Personal information
- Born: March 16, 1921 Anaheim, California, U.S.
- Died: July 13, 1998 (aged 77) Philadelphia, Pennsylvania, U.S.
- Listed height: 5 ft 9 in (1.75 m)
- Listed weight: 180 lb (82 kg)

Career information
- High school: Anaheim
- College: Occidental (1939–1942)
- NFL draft: 1943 (24th round, 226th overall pick)

Career history
- New York Giants (1944);

Career NFL statistics
- Rushing yards: 12
- Rushing average: 1.5
- Interceptions: 3
- Punts: 7
- Punt yards: 206
- Stats at Pro Football Reference

= Keith Beebe =

American football player (1921–1998)

Dr. Hiram Keith Beebe (March 16, 1921 – July 13, 1998) was an American professional football back who played one season with the New York Giants of the National Football League (NFL). He was selected by the Giants in the 24th round of the 1943 NFL draft after playing college football at Occidental College.

==Early life and college==
Hiram Keith Beebe was born on March 16, 1921, in Anaheim, California. He attended Anaheim High School in Anaheim.

Beebe was a member of the Occidental Tigers of Occidental College from 1939 to 1942 and a three-year letterman from 1940 to 1942.

==Professional career==
Beebe was selected by the New York Giants in the 24th round, with the 226th overall pick, of the 1943 NFL draft.

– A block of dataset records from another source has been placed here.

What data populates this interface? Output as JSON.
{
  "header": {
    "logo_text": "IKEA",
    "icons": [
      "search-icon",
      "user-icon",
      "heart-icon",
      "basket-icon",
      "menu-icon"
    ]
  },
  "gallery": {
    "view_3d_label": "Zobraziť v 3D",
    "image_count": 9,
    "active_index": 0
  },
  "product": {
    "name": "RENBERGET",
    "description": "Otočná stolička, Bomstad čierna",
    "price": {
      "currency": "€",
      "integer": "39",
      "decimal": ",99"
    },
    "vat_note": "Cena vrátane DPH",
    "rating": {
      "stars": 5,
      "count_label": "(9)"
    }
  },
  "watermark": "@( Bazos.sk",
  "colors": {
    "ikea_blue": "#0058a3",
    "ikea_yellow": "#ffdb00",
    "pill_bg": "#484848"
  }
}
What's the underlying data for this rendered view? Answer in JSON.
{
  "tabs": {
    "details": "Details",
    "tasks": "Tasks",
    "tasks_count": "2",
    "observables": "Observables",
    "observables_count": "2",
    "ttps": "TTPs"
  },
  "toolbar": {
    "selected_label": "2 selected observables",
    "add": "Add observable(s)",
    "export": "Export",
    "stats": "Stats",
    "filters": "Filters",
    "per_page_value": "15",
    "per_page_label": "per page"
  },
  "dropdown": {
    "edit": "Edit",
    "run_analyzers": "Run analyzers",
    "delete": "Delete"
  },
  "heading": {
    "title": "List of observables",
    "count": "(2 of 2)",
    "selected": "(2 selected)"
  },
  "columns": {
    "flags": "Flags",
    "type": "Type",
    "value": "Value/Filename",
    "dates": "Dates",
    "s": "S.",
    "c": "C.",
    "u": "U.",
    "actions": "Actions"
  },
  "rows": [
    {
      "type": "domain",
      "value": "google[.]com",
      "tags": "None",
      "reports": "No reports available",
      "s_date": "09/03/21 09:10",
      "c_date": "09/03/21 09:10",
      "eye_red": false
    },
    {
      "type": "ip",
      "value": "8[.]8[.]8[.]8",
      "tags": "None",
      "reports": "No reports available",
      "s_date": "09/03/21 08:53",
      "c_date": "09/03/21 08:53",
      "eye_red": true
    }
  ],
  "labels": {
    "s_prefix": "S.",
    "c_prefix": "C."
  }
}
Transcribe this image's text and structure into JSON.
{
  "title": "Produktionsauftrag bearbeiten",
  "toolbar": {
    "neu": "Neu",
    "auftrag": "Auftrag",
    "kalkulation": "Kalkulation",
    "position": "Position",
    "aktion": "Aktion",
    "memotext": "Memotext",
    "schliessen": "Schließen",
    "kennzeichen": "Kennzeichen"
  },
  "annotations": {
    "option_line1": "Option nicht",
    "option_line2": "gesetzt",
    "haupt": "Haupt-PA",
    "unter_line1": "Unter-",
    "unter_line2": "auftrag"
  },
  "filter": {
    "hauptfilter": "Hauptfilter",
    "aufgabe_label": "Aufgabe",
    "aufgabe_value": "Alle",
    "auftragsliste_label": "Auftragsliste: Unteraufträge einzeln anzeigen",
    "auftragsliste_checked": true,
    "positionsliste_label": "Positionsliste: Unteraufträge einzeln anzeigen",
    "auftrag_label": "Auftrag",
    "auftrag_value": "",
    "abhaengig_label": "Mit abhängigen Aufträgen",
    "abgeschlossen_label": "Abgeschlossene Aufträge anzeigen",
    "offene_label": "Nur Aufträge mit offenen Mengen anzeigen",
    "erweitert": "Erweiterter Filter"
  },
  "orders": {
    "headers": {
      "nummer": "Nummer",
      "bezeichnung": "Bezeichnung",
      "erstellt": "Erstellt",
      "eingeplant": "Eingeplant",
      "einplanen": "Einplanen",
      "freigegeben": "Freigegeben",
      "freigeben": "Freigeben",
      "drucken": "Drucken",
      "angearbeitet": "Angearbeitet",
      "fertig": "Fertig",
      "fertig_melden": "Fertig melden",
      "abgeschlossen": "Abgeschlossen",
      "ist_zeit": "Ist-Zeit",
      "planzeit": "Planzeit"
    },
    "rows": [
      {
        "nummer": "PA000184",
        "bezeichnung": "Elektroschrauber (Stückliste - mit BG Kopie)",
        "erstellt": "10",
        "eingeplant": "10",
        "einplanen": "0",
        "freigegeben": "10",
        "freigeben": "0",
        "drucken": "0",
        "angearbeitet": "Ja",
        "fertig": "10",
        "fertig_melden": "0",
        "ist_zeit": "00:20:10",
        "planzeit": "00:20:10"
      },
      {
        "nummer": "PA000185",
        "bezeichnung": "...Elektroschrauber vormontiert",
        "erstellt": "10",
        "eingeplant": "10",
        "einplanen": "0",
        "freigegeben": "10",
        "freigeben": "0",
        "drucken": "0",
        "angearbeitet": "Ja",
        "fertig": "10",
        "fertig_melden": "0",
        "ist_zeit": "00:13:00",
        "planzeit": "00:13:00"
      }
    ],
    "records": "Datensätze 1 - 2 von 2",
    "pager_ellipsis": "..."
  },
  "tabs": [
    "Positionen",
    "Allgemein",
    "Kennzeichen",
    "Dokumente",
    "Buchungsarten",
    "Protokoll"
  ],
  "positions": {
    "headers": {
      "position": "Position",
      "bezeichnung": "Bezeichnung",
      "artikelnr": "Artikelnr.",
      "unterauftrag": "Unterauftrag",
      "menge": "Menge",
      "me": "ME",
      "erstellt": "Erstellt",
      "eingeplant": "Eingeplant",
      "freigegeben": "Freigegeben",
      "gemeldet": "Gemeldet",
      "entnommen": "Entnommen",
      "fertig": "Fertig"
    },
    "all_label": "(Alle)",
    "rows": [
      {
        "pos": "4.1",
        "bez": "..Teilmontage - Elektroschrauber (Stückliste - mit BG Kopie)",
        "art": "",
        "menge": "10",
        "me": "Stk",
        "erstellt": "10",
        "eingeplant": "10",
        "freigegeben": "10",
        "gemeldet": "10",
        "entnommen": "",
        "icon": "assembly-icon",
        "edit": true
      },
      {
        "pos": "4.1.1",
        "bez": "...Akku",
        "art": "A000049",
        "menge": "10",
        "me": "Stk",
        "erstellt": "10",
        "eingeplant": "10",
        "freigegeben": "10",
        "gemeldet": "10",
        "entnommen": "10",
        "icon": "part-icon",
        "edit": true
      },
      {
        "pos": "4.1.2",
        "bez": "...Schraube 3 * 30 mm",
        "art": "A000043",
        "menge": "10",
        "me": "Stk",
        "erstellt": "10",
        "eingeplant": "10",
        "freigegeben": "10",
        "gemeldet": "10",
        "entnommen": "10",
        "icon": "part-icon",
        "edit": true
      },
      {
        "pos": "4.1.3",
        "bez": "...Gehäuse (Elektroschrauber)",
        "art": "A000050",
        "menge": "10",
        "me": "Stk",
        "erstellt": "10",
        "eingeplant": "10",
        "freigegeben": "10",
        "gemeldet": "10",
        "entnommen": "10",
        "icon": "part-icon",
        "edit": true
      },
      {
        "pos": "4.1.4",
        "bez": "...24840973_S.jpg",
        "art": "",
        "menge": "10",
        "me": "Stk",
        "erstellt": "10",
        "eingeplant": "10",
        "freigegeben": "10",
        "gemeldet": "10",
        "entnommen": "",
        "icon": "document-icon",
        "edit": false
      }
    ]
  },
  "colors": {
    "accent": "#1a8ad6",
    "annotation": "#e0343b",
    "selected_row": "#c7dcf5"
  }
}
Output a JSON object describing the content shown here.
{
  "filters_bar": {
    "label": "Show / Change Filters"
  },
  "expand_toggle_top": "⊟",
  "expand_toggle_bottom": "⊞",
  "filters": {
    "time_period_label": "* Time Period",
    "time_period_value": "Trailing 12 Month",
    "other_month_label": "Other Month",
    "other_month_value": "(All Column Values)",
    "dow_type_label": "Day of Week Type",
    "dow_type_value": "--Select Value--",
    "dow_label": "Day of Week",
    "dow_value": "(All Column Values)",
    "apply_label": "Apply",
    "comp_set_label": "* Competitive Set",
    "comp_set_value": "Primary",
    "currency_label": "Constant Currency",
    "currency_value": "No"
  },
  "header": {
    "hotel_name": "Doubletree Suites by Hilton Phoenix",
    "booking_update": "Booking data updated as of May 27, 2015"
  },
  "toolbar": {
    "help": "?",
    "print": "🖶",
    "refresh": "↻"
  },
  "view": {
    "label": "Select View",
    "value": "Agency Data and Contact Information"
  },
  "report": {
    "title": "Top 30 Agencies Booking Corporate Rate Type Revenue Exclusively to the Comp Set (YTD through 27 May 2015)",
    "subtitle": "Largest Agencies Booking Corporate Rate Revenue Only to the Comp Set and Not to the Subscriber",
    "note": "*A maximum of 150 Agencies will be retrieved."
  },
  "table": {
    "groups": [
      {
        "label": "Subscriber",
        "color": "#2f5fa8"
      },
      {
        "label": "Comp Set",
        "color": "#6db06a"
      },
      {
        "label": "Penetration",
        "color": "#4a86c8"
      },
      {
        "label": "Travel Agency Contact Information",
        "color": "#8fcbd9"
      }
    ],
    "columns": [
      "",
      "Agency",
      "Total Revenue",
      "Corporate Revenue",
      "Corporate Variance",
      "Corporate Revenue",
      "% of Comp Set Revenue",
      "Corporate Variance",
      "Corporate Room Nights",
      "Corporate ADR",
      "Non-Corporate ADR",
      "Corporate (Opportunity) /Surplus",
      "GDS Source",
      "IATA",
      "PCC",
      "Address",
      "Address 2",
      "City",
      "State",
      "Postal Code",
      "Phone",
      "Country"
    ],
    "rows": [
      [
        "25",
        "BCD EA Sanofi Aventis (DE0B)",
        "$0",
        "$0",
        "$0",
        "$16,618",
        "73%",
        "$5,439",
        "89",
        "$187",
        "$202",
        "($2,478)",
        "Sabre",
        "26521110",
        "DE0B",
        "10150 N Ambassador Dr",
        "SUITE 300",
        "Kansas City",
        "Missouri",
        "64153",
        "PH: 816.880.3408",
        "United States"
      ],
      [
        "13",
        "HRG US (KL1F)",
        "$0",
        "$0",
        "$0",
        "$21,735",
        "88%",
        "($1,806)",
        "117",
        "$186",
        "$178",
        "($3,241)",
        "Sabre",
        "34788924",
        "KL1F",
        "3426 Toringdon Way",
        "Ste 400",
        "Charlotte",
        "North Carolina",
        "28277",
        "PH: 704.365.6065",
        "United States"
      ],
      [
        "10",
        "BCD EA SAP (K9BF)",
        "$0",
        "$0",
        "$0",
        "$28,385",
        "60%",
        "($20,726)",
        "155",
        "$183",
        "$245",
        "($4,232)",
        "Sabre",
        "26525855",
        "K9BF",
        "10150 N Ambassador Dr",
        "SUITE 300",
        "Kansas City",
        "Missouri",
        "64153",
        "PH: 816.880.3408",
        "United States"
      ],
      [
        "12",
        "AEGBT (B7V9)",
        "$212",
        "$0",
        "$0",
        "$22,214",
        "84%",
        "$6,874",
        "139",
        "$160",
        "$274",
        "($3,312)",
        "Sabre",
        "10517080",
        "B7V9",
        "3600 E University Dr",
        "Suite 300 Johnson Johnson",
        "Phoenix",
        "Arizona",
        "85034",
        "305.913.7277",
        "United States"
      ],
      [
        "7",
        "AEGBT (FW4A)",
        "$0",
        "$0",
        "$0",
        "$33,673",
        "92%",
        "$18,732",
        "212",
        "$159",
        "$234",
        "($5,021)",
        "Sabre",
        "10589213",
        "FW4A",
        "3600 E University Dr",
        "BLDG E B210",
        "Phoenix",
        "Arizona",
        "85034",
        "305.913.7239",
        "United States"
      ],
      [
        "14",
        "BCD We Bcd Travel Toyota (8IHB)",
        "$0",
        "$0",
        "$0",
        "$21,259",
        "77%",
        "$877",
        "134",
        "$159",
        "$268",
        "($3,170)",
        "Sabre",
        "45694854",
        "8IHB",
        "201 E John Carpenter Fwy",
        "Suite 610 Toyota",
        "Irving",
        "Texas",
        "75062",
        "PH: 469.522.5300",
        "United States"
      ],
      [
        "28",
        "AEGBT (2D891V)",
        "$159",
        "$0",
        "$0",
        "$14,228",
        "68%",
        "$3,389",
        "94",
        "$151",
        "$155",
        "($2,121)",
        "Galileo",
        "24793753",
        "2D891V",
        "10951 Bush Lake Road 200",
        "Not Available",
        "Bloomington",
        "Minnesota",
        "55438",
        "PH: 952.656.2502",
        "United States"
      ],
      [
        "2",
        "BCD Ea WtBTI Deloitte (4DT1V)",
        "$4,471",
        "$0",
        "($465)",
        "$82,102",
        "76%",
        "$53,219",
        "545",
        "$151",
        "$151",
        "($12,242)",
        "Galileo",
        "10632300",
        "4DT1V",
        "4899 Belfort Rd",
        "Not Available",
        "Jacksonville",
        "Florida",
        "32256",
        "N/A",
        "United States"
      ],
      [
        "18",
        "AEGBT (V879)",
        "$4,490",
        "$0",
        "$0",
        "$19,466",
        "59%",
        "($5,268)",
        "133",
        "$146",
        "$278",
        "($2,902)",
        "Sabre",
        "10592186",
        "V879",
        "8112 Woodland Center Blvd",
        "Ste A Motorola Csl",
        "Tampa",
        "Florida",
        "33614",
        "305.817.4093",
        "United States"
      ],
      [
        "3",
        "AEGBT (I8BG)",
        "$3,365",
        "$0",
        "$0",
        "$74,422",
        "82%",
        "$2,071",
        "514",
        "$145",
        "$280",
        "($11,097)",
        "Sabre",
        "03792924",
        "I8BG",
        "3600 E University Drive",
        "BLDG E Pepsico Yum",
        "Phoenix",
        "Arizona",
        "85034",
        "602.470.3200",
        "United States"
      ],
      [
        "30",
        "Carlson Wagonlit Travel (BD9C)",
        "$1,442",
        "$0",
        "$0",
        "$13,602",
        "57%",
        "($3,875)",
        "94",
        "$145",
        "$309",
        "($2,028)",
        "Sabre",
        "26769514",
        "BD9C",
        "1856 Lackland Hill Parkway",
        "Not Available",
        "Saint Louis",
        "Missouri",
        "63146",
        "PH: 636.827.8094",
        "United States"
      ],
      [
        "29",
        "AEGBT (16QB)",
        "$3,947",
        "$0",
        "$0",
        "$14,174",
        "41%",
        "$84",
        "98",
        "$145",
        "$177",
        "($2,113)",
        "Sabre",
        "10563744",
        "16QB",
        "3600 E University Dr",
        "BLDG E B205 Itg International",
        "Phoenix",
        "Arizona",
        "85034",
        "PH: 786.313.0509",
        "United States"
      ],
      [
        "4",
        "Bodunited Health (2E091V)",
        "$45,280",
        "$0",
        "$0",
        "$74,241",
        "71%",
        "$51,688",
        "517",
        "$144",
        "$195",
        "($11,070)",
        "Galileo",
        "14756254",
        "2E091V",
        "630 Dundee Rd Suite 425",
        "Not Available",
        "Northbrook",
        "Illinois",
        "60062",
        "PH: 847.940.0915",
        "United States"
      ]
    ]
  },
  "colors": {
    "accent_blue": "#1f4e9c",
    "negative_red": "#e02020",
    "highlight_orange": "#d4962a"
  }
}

He signed with the Giants in 1944. He played in five games during the 1944 season, totaling three interception for 26 yards on defense, seven punt returns for 206 yards, eight rushes for 12 yards, and one completion on three passing attempts for nine yards and one interception.

==Personal life==
Beebe was an ordained minister. He spent time as the "assistant to the dean of the chapel" at Princeton University. In 1950, he was named an assistant coach for the Princeton Tigers freshman football team. Beebe was later a professor at his alma mater, Occidental College. He was also a professor at the Beirut College for Women in Lebanon. He died on July 13, 1998, in Philadelphia, Pennsylvania.